Checking in for a business meeting in the future might involve a QR code and an iPad. Check out the app that's making it happen.
Imagine walking into a building that knows who you are. It can unlock doors, notify the person you're visiting that you've arrived, and check for coffee preferences.
That's the experience Brivo Labs is trying to create through Rändivoo, a visitor experience system application for the iPad.
Lee Odess, general manager of Brivo Labs, said Rändivoo could marry two functions: convenience and security.
On a basic level, visitor management systems, whether they be paper and clipboard or in some electronic form, serve in part to make sure that people who are in a building are supposed to be there.
"[Visitor management systems] are more about managing the person, and the security industry has always looked at convenience as an insecure thing." Odess said. "We're going to protect for the one bad person, and anyone who is supposed to be here has to jump through some hoops and gates in order to come into my office."
Rändivoo essentially has two parts. There's the front end application a visitor would see upon entering a building and checking in, and the back end, which can be run through Brivo, or the Salesforce CRM.
For example, when a host sets up a meeting with someone, that someone would receive a confirmation email with a digital token expressed as a QR code, or through Bluetooth low energy.
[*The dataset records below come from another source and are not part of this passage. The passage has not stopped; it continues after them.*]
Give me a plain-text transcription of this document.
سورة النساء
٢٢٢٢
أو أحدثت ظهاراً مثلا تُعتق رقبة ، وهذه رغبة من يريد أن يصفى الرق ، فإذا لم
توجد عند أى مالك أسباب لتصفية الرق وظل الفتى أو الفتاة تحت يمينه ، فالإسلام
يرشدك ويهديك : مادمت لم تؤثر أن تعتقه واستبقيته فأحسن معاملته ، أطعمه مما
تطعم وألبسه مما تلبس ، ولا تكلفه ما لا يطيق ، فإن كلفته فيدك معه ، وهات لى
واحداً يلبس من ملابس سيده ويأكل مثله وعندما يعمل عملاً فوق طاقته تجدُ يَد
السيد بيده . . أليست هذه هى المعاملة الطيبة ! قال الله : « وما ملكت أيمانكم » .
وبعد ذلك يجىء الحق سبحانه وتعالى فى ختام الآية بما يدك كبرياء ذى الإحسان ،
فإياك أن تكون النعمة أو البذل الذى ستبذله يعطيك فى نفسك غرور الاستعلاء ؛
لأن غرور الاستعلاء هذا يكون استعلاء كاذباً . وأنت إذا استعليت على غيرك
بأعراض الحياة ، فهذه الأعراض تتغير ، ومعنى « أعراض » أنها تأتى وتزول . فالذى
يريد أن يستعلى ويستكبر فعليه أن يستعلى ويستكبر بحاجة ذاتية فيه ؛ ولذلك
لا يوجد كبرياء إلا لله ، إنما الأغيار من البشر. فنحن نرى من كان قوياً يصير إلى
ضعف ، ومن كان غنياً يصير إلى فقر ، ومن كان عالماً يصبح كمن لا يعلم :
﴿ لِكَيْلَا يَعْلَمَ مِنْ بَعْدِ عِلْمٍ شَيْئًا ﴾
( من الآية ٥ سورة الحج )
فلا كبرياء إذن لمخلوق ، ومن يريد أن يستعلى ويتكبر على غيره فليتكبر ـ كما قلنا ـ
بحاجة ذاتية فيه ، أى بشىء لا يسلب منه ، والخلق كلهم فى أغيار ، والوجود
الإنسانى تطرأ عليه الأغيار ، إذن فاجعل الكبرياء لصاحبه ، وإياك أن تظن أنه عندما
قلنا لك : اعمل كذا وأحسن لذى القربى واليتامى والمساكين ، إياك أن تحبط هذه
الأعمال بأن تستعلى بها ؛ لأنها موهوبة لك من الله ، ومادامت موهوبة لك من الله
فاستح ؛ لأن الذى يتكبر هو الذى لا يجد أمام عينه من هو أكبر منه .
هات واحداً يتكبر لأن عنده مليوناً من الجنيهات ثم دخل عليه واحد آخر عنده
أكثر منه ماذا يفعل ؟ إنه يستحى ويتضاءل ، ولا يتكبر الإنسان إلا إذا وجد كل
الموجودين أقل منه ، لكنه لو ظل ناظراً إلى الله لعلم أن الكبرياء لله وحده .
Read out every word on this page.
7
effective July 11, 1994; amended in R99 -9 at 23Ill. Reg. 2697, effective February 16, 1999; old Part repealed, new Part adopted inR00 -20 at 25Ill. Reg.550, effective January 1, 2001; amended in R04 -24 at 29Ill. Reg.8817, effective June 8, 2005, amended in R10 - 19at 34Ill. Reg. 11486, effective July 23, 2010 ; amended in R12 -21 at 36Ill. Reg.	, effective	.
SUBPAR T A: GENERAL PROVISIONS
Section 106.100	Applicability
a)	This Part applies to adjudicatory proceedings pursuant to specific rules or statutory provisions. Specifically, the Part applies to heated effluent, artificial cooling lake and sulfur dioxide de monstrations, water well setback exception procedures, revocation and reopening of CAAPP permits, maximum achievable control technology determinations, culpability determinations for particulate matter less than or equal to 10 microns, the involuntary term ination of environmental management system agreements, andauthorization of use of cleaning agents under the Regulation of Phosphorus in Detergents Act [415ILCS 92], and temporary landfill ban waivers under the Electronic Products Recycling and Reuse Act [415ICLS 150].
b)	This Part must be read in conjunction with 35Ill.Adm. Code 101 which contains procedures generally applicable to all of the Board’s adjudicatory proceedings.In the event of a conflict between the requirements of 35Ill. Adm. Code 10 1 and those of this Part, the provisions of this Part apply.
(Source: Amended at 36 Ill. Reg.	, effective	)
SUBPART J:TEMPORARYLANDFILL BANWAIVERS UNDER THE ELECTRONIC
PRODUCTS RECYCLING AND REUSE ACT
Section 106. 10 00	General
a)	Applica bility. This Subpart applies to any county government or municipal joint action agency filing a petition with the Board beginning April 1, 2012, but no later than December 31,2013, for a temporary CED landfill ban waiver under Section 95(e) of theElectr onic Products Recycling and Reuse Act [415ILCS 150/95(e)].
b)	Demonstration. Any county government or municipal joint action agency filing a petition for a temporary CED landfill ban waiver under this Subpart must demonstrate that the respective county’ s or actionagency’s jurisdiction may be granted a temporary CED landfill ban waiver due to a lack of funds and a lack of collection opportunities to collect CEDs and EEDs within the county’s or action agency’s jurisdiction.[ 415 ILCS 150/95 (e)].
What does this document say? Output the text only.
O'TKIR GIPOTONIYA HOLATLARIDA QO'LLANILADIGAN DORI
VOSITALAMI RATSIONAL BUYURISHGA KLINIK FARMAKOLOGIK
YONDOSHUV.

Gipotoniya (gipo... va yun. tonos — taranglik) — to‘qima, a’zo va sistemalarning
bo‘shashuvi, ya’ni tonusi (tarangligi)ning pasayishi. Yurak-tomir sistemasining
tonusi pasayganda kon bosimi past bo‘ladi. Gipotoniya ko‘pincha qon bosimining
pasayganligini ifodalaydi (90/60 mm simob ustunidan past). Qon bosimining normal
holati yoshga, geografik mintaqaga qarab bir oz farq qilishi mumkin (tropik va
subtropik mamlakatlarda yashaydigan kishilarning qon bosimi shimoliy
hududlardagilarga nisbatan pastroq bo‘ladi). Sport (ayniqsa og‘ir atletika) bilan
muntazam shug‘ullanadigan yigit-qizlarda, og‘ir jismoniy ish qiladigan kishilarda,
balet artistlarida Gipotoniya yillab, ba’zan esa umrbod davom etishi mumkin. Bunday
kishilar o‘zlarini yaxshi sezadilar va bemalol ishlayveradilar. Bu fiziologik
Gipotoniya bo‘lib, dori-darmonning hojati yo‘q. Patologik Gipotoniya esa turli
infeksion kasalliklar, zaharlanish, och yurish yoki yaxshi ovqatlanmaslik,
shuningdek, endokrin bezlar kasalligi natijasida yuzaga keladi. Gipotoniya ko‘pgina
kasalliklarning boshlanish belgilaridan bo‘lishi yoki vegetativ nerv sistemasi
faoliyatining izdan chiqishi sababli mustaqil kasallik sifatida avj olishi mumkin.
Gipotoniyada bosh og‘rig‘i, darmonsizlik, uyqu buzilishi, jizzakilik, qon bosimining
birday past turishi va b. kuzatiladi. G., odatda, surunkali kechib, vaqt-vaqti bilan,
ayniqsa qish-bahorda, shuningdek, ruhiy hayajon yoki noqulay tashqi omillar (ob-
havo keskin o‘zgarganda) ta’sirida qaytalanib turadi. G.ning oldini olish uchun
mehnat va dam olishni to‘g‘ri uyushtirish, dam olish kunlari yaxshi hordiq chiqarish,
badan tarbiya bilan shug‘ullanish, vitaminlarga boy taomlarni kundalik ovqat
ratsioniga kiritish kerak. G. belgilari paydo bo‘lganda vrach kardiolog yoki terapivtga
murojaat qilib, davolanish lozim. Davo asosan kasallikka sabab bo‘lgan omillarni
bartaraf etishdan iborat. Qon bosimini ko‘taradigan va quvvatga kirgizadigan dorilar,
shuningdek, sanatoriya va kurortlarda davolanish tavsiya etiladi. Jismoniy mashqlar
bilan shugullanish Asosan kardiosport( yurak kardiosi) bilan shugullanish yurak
When the person arrives, they would check in with the Randivoo kiosk, and Randivoo would alert the host via email or Chatter feed.
Odess doesn't see Rändivoo as a replacement for someone who works at a front desk, but rather as a way to automate lower level tasks.
"If you look at most people who are working the front desk, the days of them just doing that task of greeting people are gone. They usually multitask. They're not only managing the front desk, but they're executive assistants, they might be the office managers as well," Odess said.
Another idea at work is that of social spaces, the idea that a visitor could bring his or her social identity into a building.
He uses Amazon as an example of creating an environment that curates an experience that makes people want to go back.
"I swear they knew my wife was pregnant before I knew, based off of their algorithms and the rest of it," he said. "It made this great experience, but in brick and mortar, they don't seem to do that, and that's why people are struggling with it."
At the moment, Odess said they're following several use cases.
"We have a technology startup using Rändivoo because they do not have someone working the lobby of their office and they want to carry their high tech image all the way through to visitors," he said. They also appreciate not having to run around trying to find the person the visitor is trying to see.
Rändivoo is also in use by a medical device manufacturer to track interviewees.
"They were concerned with process compliance and this made sure all historical records of when the interviewee was onsite was accounted for in one location," he said.
Beyond office buildings, Odess said there could be a place for Rändivoo's Social Access Management (SAM) API, which is built off Salesforce, in other buildings like stadiums and museums.
"I like to think about the spaces as living and they need us for that initial interaction to be able to authenticate the identity of the person and then relay that out to things like the lights, HVAC system, the locks," he said. He wants Rändivoo to be that link between physical and virtual communities.
In the future, Odess would like to even more of a relationship between buildings and those who visit them.
For example, "Instead of a bathroom being locked in the hallway, it could unlock and maybe the elevators know that you're going to the fourth floor," he said.